The COD-long-* flavor uses instructions that require many bytes in their representation. For example, an instruction that moves a big immediate (constant) to a register. Conditional moves [CMOV*] select a value to be assigned to a register based on status flags (e.g., whether the zero flag was set). CMOVs are often used to eliminate data-dependent conditional branches. IVB implements these using two uops. SKL reduces this down to one-uop for most but not all flavors of CMOVs (CMOVBE, CMOVNBE, CMOVA, and CMOVNA have inferior latency and throughput compared to other CMOVcc flavors) [11] . Two kernel flavors were developed: CMOVE (1 uop) and CMOVA (2-uop) . Each kernel contains 4 or 30 CMOVs in the loop body.
Memory Accesses [LO*, ST*]: IVB implementation of AVX 256-bit memory accesses is done through two chunks of 128-bits each [11] . To evaluate this aspect, we sequentially read/write an array of the same size using 128-and 256-bit loads/stores.

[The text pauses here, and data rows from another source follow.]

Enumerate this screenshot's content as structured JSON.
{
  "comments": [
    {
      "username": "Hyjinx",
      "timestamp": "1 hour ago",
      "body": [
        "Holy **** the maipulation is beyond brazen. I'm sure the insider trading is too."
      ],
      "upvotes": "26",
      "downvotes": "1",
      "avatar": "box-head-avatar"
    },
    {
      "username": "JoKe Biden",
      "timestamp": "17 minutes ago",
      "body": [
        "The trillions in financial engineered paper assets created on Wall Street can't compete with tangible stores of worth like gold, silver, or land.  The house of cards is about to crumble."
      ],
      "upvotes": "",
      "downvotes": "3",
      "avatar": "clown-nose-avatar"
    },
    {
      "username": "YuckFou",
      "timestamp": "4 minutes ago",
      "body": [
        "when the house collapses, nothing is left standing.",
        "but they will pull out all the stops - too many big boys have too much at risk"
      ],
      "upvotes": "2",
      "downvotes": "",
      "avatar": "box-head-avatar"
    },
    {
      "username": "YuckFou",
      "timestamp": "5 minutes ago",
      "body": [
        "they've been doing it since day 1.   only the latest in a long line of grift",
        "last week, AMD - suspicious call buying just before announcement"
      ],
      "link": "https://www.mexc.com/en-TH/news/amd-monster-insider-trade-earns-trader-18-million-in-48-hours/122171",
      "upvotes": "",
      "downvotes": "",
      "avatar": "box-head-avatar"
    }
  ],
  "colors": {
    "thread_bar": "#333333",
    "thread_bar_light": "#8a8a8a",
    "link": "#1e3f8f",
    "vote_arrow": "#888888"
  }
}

In addition, we examine if the actual memory addressing encoding affects performance by including 1src/2src flavors for the store kernels.
Divide: SKL improves the 256-bit divides by implementing the operation in one-uop rather than two-uops in IVB. The kernel uses div-64/div-128/div-256 for divide operations at 64-(scalar), 128-(XMM), and 256-bit (YMM) widths.
FP-add/mul [*-lat, *-bw]:
The FP ADD/SUB instruction latency/throughput was changed from 3/1 in IVB to 4/2 in SKL [11] (i.e., throughput doubled while latency increased), while FP MUL was improved from 5/1 to 4/2, respectively.
Vectorization [ADD-*]: We use a simple ADD-MOV kernel on scalar, SSE (128 bits) and AVX (256 bits) ISA [23] .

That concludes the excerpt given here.